Characterisation and Modelling of Potassium-Ion Batteries

Potassium-ion batteries (KIBs) are emerging as a promising alternative technology to lithium-ion batteries (KIBs) due to their significantly reduced dependency on critical minerals.  KIBs may also present an opportunity for superior fast-charging compared to LIBs, with significantly faster K-ion electrolyte transport properties already demonstrated.

In the absence of a viable K-ion electrolyte, a full-cell KIB rate model in commercial cell formats is required to determine the fast-charging potential for KIBs.  A thorough and accurate characterisation of the critical electrode materials properties determining rate performance - the solid state diffusivity and exchange current density - has not yet been conducted for the leading KIB electrode materials.  

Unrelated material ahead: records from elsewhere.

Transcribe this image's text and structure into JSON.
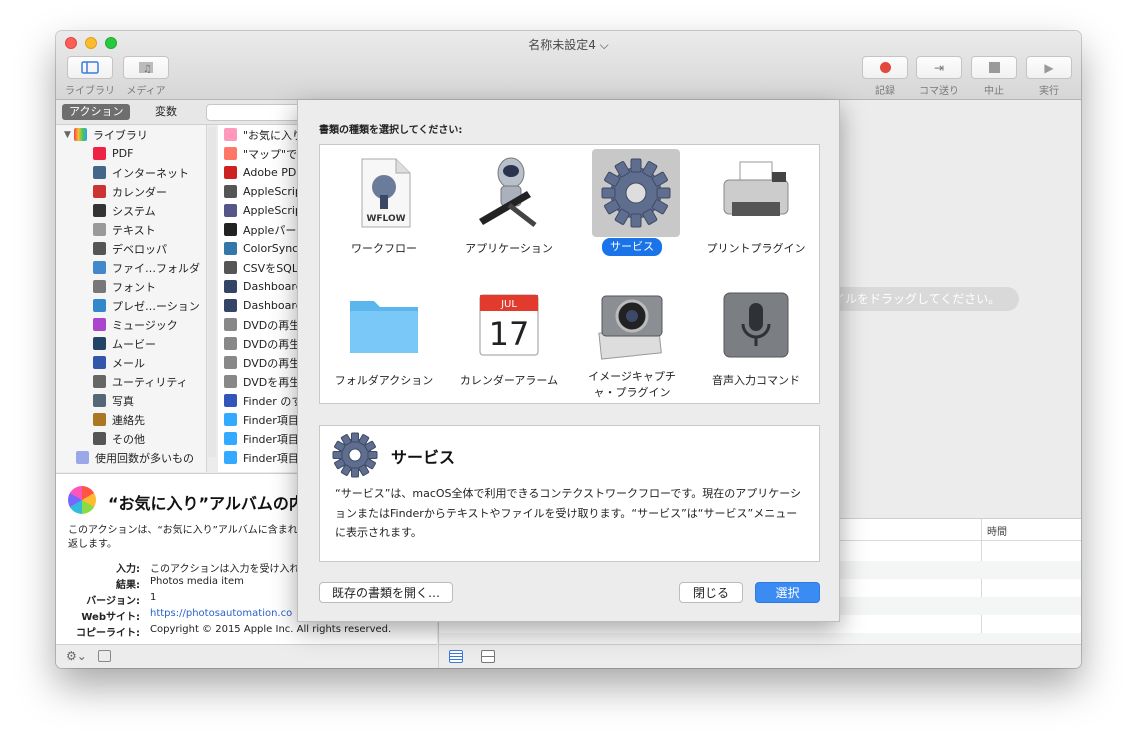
{
  "window": {
    "title": "名称未設定4 ⌵"
  },
  "toolbar": {
    "library": "ライブラリ",
    "media": "メディア",
    "record": "記録",
    "step": "コマ送り",
    "stop": "中止",
    "run": "実行"
  },
  "library_tabs": {
    "actions": "アクション",
    "variables": "変数"
  },
  "library": {
    "root": "ライブラリ",
    "items": [
      "PDF",
      "インターネット",
      "カレンダー",
      "システム",
      "テキスト",
      "デベロッパ",
      "ファイ…フォルダ",
      "フォント",
      "プレゼ…ーション",
      "ミュージック",
      "ムービー",
      "メール",
      "ユーティリティ",
      "写真",
      "連絡先",
      "その他"
    ],
    "frequent": "使用回数が多いもの"
  },
  "actions_list": [
    "\"お気に入り",
    "\"マップ\"で使",
    "Adobe PDF",
    "AppleScript",
    "AppleScrip",
    "Appleパー",
    "ColorSync",
    "CSVをSQL",
    "Dashboard",
    "Dashboard",
    "DVDの再生",
    "DVDの再生",
    "DVDの再生",
    "DVDを再生",
    "Finder のす",
    "Finder項目",
    "Finder項目",
    "Finder項目"
  ],
  "description": {
    "title": "“お気に入り”アルバムの内",
    "text": "このアクションは、“お気に入り”アルバムに含まれ返します。",
    "rows": [
      {
        "k": "入力:",
        "v": "このアクションは入力を受け入れ"
      },
      {
        "k": "結果:",
        "v": "Photos media item"
      },
      {
        "k": "バージョン:",
        "v": "1"
      },
      {
        "k": "Webサイト:",
        "v": "https://photosautomation.co"
      },
      {
        "k": "コピーライト:",
        "v": "Copyright © 2015 Apple Inc. All rights reserved."
      }
    ]
  },
  "workflow": {
    "drag_hint": "イルをドラッグしてください。",
    "log_col": "時間"
  },
  "sheet": {
    "prompt": "書類の種類を選択してください:",
    "types": [
      {
        "label": "ワークフロー",
        "icon": "workflow-icon"
      },
      {
        "label": "アプリケーション",
        "icon": "application-icon"
      },
      {
        "label": "サービス",
        "icon": "service-gear-icon"
      },
      {
        "label": "プリントプラグイン",
        "icon": "printer-icon"
      },
      {
        "label": "フォルダアクション",
        "icon": "folder-icon"
      },
      {
        "label": "カレンダーアラーム",
        "icon": "calendar-icon"
      },
      {
        "label": "イメージキャプチャ・プラグイン",
        "icon": "camera-icon"
      },
      {
        "label": "音声入力コマンド",
        "icon": "microphone-icon"
      }
    ],
    "wflow_text": "WFLOW",
    "cal_month": "JUL",
    "cal_day": "17",
    "selected_title": "サービス",
    "selected_desc": "“サービス”は、macOS全体で利用できるコンテクストワークフローです。現在のアプリケーションまたはFinderからテキストやファイルを受け取ります。“サービス”は“サービス”メニューに表示されます。",
    "open_existing": "既存の書類を開く…",
    "close": "閉じる",
    "choose": "選択"
  },
  "colors": {
    "accent": "#1a73e8",
    "selected_tile": "#c8c8c8"
  }
}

In the paper 'Characterisation and modelling of potassium-ion batteries' (published in Nature Communications), the authors accurately characterise the effective solid state diffusivities and exchange current densities of the graphite negative electrode and potassium manganese hexacyanoferrate K₂Mn[Fe(CN)₆](KMF) positive electrode, through a combination of optimised material design and state-of-the-art analysis.  They also present a Doyle-Fuller-Newman model of a KIB full cell with realistic geometry and loadings, identifying the critical materials properties that limit their rate capability.